Savez-vous que l'État dépense 40 millions d'euros par an en faveur de la protection ? Oui, 40 millions d'euros par an ! Comment pouvez-vous dire que je suis contre la protection ? Je n'ai jamais dit cela.

M. Guillaume Gontard. Vous n'avez pas dit cela ?

Mme Annie Genevard, ministre. Absolument jamais ! J'ai simplement dit que, dans certains territoires, pour certaines espèces, la protection n'était pas possible. L'espèce bovine n'est pas protégeable. Si vous voulez me citer, donnez au moins l'intégralité de mes propos ! Mais ne dites pas que je conteste le bien-fondé de la protection contre le loup en général.

M. le président. Je mets aux voix l'amendement n° 707 rectifié.

(L'amendement n'est pas adopté.)

M. Cédric Chevalier. Je retire l'amendement n° 620 rectifié ter.

M. le président. L'amendement n° 620 rectifié ter est retiré.

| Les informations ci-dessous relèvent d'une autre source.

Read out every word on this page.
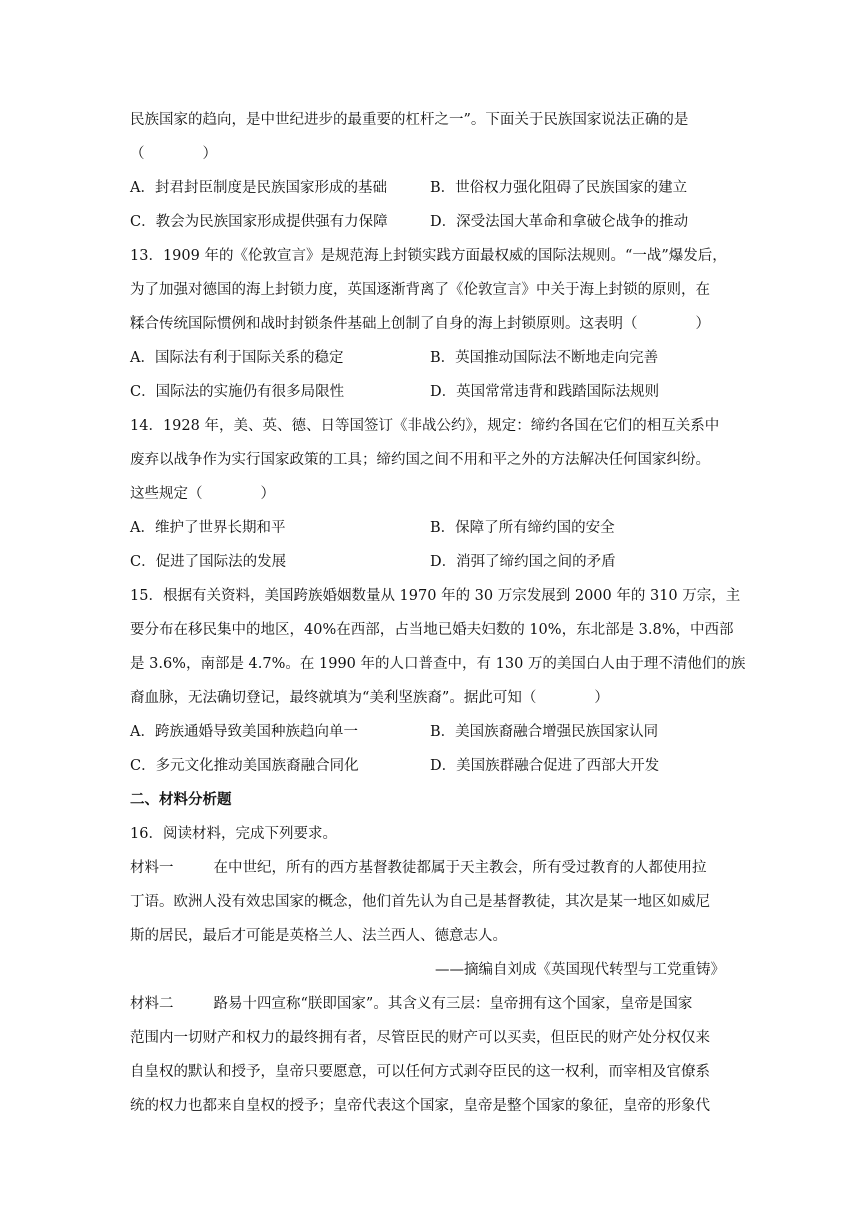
民族国家的趋向，是中世纪进步的最重要的杠杆之一”。下面关于民族国家说法正确的是
（　　　　）
A．封君封臣制度是民族国家形成的基础	B．世俗权力强化阻碍了民族国家的建立
C．教会为民族国家形成提供强有力保障	D．深受法国大革命和拿破仑战争的推动
13．1909 年的《伦敦宣言》是规范海上封锁实践方面最权威的国际法规则。“一战”爆发后，
为了加强对德国的海上封锁力度，英国逐渐背离了《伦敦宣言》中关于海上封锁的原则，在
糅合传统国际惯例和战时封锁条件基础上创制了自身的海上封锁原则。这表明（　　　　）
A．国际法有利于国际关系的稳定	B．英国推动国际法不断地走向完善
C．国际法的实施仍有很多局限性	D．英国常常违背和践踏国际法规则
14．1928 年，美、英、德、日等国签订《非战公约》，规定：缔约各国在它们的相互关系中
废弃以战争作为实行国家政策的工具；缔约国之间不用和平之外的方法解决任何国家纠纷。
这些规定（　　　　）
A．维护了世界长期和平	B．保障了所有缔约国的安全
C．促进了国际法的发展	D．消弭了缔约国之间的矛盾
15．根据有关资料，美国跨族婚姻数量从 1970 年的 30 万宗发展到 2000 年的 310 万宗，主
要分布在移民集中的地区，40%在西部，占当地已婚夫妇数的 10%，东北部是 3.8%，中西部
是 3.6%，南部是 4.7%。在 1990 年的人口普查中，有 130 万的美国白人由于理不清他们的族
裔血脉，无法确切登记，最终就填为“美利坚族裔”。据此可知（　　　　）
A．跨族通婚导致美国种族趋向单一	B．美国族裔融合增强民族国家认同
C．多元文化推动美国族裔融合同化	D．美国族群融合促进了西部大开发
二、材料分析题
16．阅读材料，完成下列要求。
材料一	在中世纪，所有的西方基督教徒都属于天主教会，所有受过教育的人都使用拉
丁语。欧洲人没有效忠国家的概念，他们首先认为自己是基督教徒，其次是某一地区如威尼
斯的居民，最后才可能是英格兰人、法兰西人、德意志人。
——摘编自刘成《英国现代转型与工党重铸》
材料二	路易十四宣称“朕即国家”。其含义有三层：皇帝拥有这个国家，皇帝是国家
范围内一切财产和权力的最终拥有者，尽管臣民的财产可以买卖，但臣民的财产处分权仅来
自皇权的默认和授予，皇帝只要愿意，可以任何方式剥夺臣民的这一权利，而宰相及官僚系
统的权力也都来自皇权的授予；皇帝代表这个国家，皇帝是整个国家的象征，皇帝的形象代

Je mets aux voix l'amendement n° 36 rectifié ter.

(L'amendement est adopté.)

M. le président. Je mets aux voix l'amendement n° 62 rectifié bis.

(L'amendement n'est pas adopté.)

M. Bernard Pillefer. Je retire l'amendement n° 375 rectifié bis.

M. le président. L'amendement n° 375 rectifié bis est retiré.

Je mets aux voix l'amendement n° 884.

(L'amendement n'est pas adopté.)

M. le président. Je mets aux voix l'amendement n° 380 rectifié.

(L'amendement n'est pas adopté.)

M. le président. Je mets aux voix l'amendement n° 60 rectifié ter.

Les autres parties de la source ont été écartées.